Трудно сказать, сколько вот так просидел Сашенька, пока растерянно не заметил, что трясется всем телом. Он уверен, что сегодня ночью должен был схватиться с разбойником, наорать на него (а может, даже схватить за шею), и не только потому, что это стало бы смягчающим обстоятельством, а из-за того, что пущенная стрела рано или поздно тебя настигнет, если верить элейцам. Или ему следовало задержаться у почтовой работницы. Тогда бы он разошелся с грабителем и позже составил бы сам для себя отчетливую и ясную картину происшествия.

Он не слышал, как открылась дверь и вошли полицейские, расследующие дело об ограблении автомобилей. Их впустила Златица, все еще придерживая руку, которую сжимал старик, решившая заявить, что это была самооборона. Вот, это он, – сказала она полицейскому, кивнув в сторону. Полицейский подошел к Сашеньке и как-то неловко вывернул ему руку, обе заковав в наручники.

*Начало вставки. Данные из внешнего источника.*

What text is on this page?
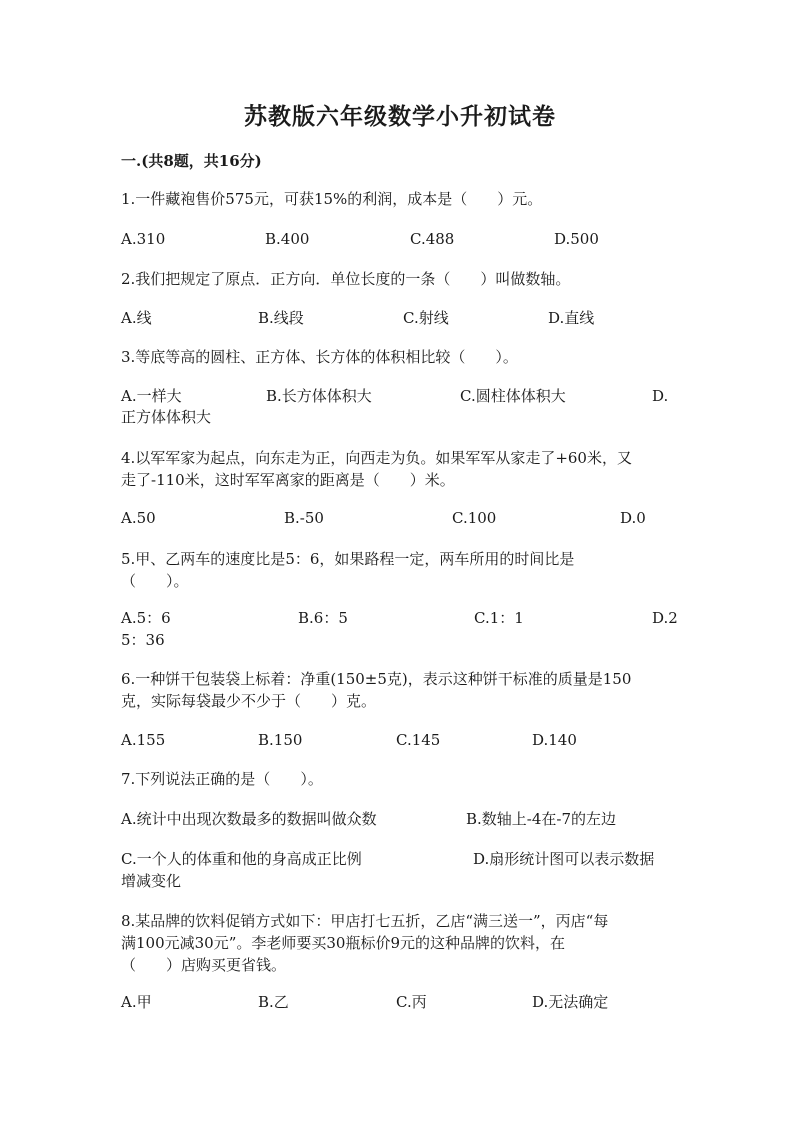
苏教版六年级数学小升初试卷
一.(共8题，共16分)
1.一件藏袍售价575元，可获15%的利润，成本是（　　）元。
A.310	B.400	C.488	D.500
2.我们把规定了原点．正方向．单位长度的一条（　　）叫做数轴。
A.线	B.线段	C.射线	D.直线
3.等底等高的圆柱、正方体、长方体的体积相比较（　　）。
A.一样大	B.长方体体积大	C.圆柱体体积大	D.
正方体体积大
4.以军军家为起点，向东走为正，向西走为负。如果军军从家走了+60米，又
走了-110米，这时军军离家的距离是（　　）米。
A.50	B.-50	C.100	D.0
5.甲、乙两车的速度比是5：6，如果路程一定，两车所用的时间比是
（　　）。
A.5：6	B.6：5	C.1：1	D.2
5：36
6.一种饼干包装袋上标着：净重(150±5克)，表示这种饼干标准的质量是150
克，实际每袋最少不少于（　　）克。
A.155	B.150	C.145	D.140
7.下列说法正确的是（　　）。
A.统计中出现次数最多的数据叫做众数	B.数轴上-4在-7的左边
C.一个人的体重和他的身高成正比例	D.扇形统计图可以表示数据
增减变化
8.某品牌的饮料促销方式如下：甲店打七五折，乙店“满三送一”，丙店“每
满100元减30元”。李老师要买30瓶标价9元的这种品牌的饮料，在
（　　）店购买更省钱。
A.甲	B.乙	C.丙	D.无法确定
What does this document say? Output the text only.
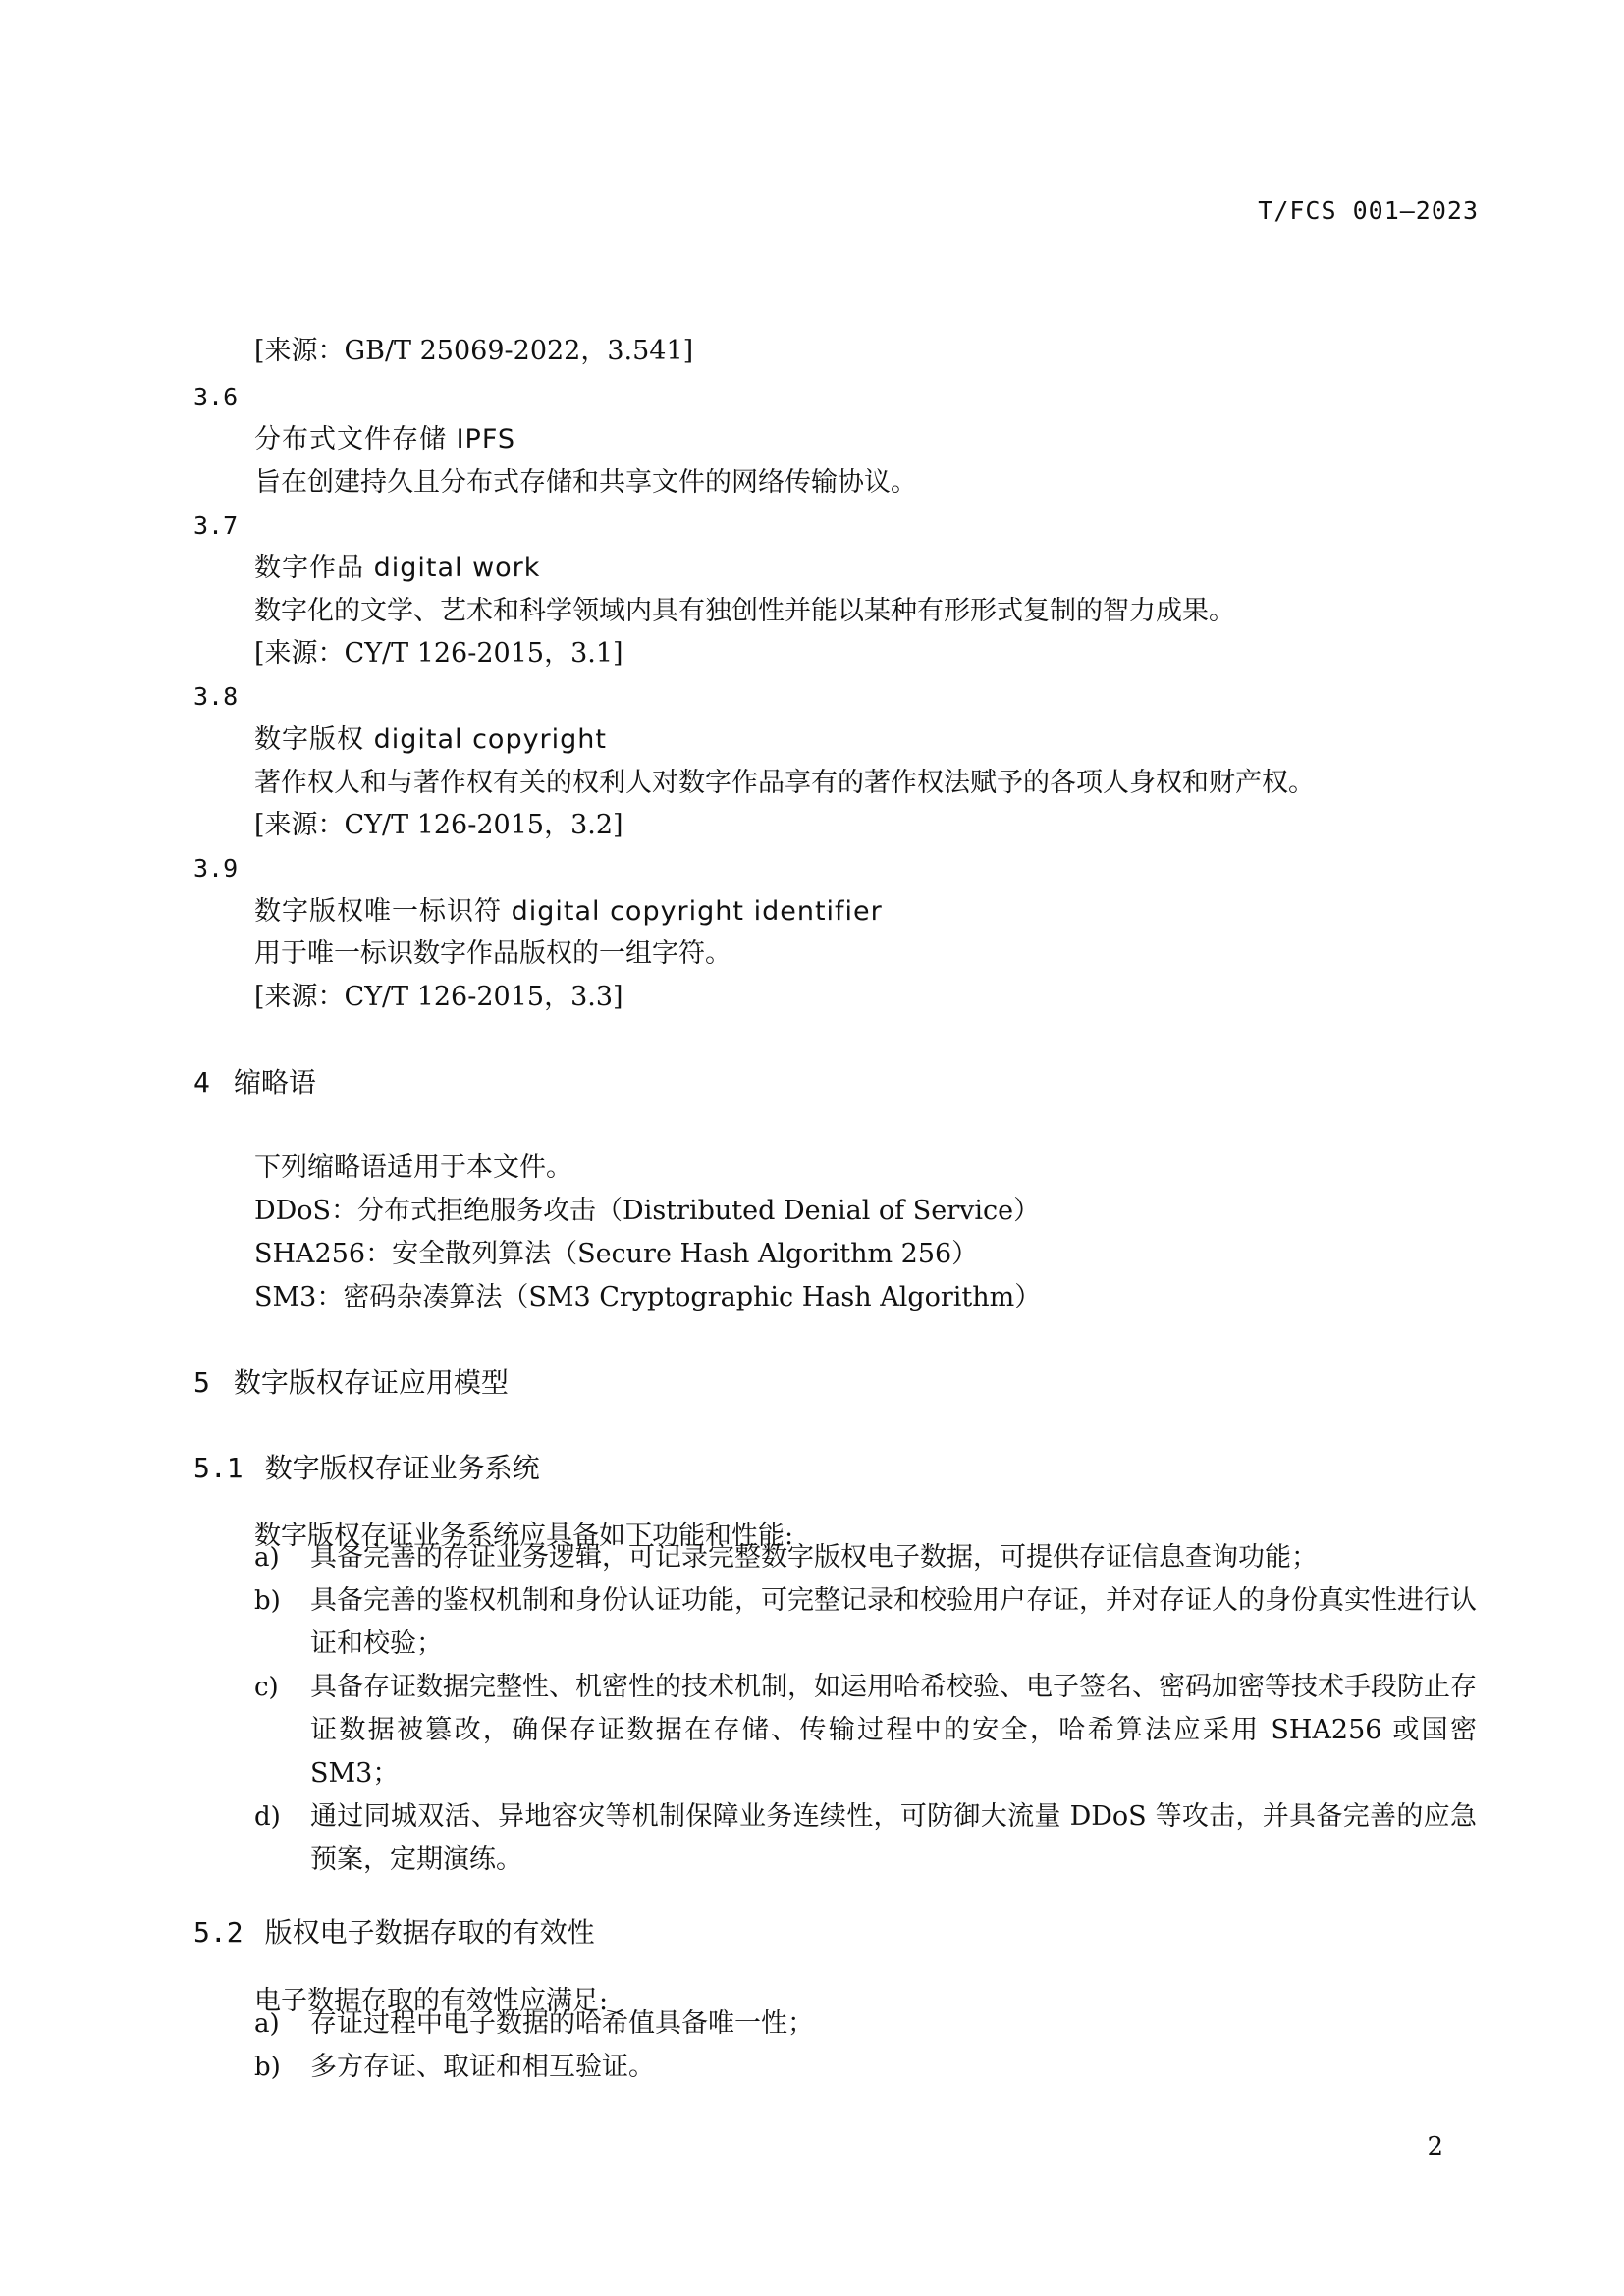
T/FCS 001—2023
[来源：GB/T 25069-2022，3.541]
3.6
分布式文件存储 IPFS
旨在创建持久且分布式存储和共享文件的网络传输协议。
3.7
数字作品 digital work
数字化的文学、艺术和科学领域内具有独创性并能以某种有形形式复制的智力成果。
[来源：CY/T 126-2015，3.1]
3.8
数字版权 digital copyright
著作权人和与著作权有关的权利人对数字作品享有的著作权法赋予的各项人身权和财产权。
[来源：CY/T 126-2015，3.2]
3.9
数字版权唯一标识符 digital copyright identifier
用于唯一标识数字作品版权的一组字符。
[来源：CY/T 126-2015，3.3]
4 缩略语
下列缩略语适用于本文件。
DDoS：分布式拒绝服务攻击（Distributed Denial of Service）
SHA256：安全散列算法（Secure Hash Algorithm 256）
SM3：密码杂凑算法（SM3 Cryptographic Hash Algorithm）
5 数字版权存证应用模型
5.1 数字版权存证业务系统
数字版权存证业务系统应具备如下功能和性能:
a) 具备完善的存证业务逻辑，可记录完整数字版权电子数据，可提供存证信息查询功能；
b) 具备完善的鉴权机制和身份认证功能，可完整记录和校验用户存证，并对存证人的身份真实性进行认证和校验；
c) 具备存证数据完整性、机密性的技术机制，如运用哈希校验、电子签名、密码加密等技术手段防止存证数据被篡改，确保存证数据在存储、传输过程中的安全，哈希算法应采用 SHA256 或国密 SM3；
d) 通过同城双活、异地容灾等机制保障业务连续性，可防御大流量 DDoS 等攻击，并具备完善的应急预案，定期演练。
5.2 版权电子数据存取的有效性
电子数据存取的有效性应满足:
a) 存证过程中电子数据的哈希值具备唯一性；
b) 多方存证、取证和相互验证。
2
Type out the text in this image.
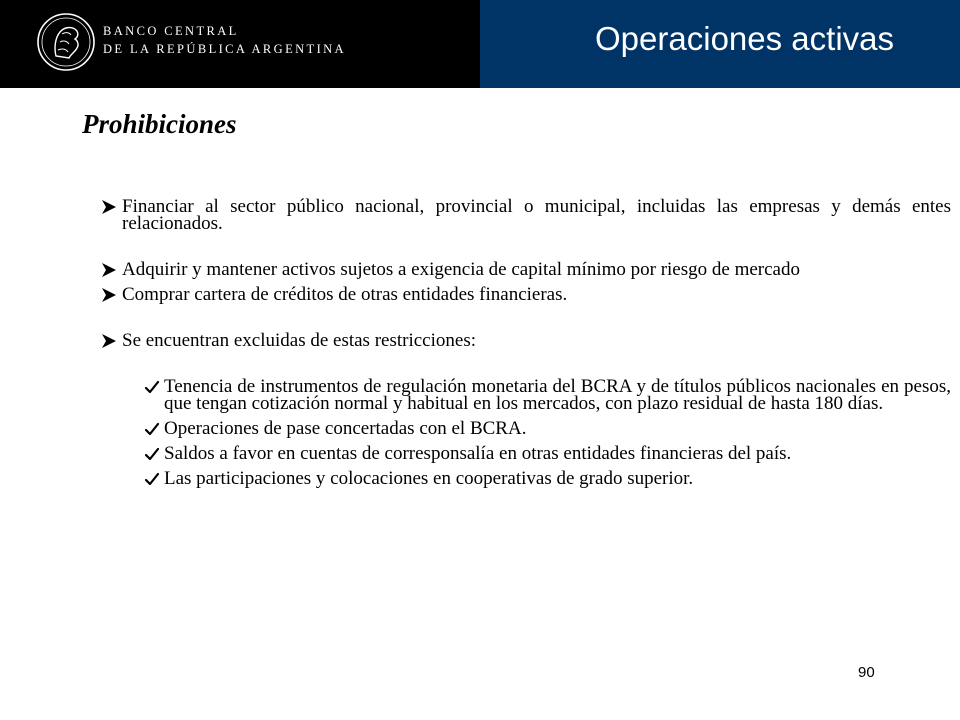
BANCO CENTRAL
DE LA REPÚBLICA ARGENTINA	Operaciones activas
Prohibiciones
Financiar al sector público nacional, provincial o municipal, incluidas las empresas y demás entes relacionados.
Adquirir y mantener activos sujetos a exigencia de capital mínimo por riesgo de mercado
Comprar cartera de créditos de otras entidades financieras.
Se encuentran excluidas de estas restricciones:
Tenencia de instrumentos de regulación monetaria del BCRA y de títulos públicos nacionales en pesos, que tengan cotización normal y habitual en los mercados, con plazo residual de hasta 180 días.
Operaciones de pase concertadas con el BCRA.
Saldos a favor en cuentas de corresponsalía en otras entidades financieras del país.
Las participaciones y colocaciones en cooperativas de grado superior.
90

Где точно это случилось, – спросил второй, – покажите.

Тут зазвонил телефон. Они отпустили его, но он продолжал изрядно дергаться. Женщина вопросительно посмотрела на старшего полицейского, тот пожал плечами. Алло?

Из больницы сообщали, что закончились лекарства (те, что разжижают кровь, если Златица правильно поняла медицинское бормотание), тотальный дефицит, надо бы их срочно достать, пусть они достают, за границей или на черном рынке. В остальном состояние ребенка по-прежнему очень серьезно, он все еще на искусственной вентиляции легких, они не хотят делать легкомысленных прогнозов, но надежда остается, знаете, как сказал мститель, граф Монте-Кристо, он же бывший каторжник Эдмон Дантес: ждать и надеяться. Верит ли она в Бога?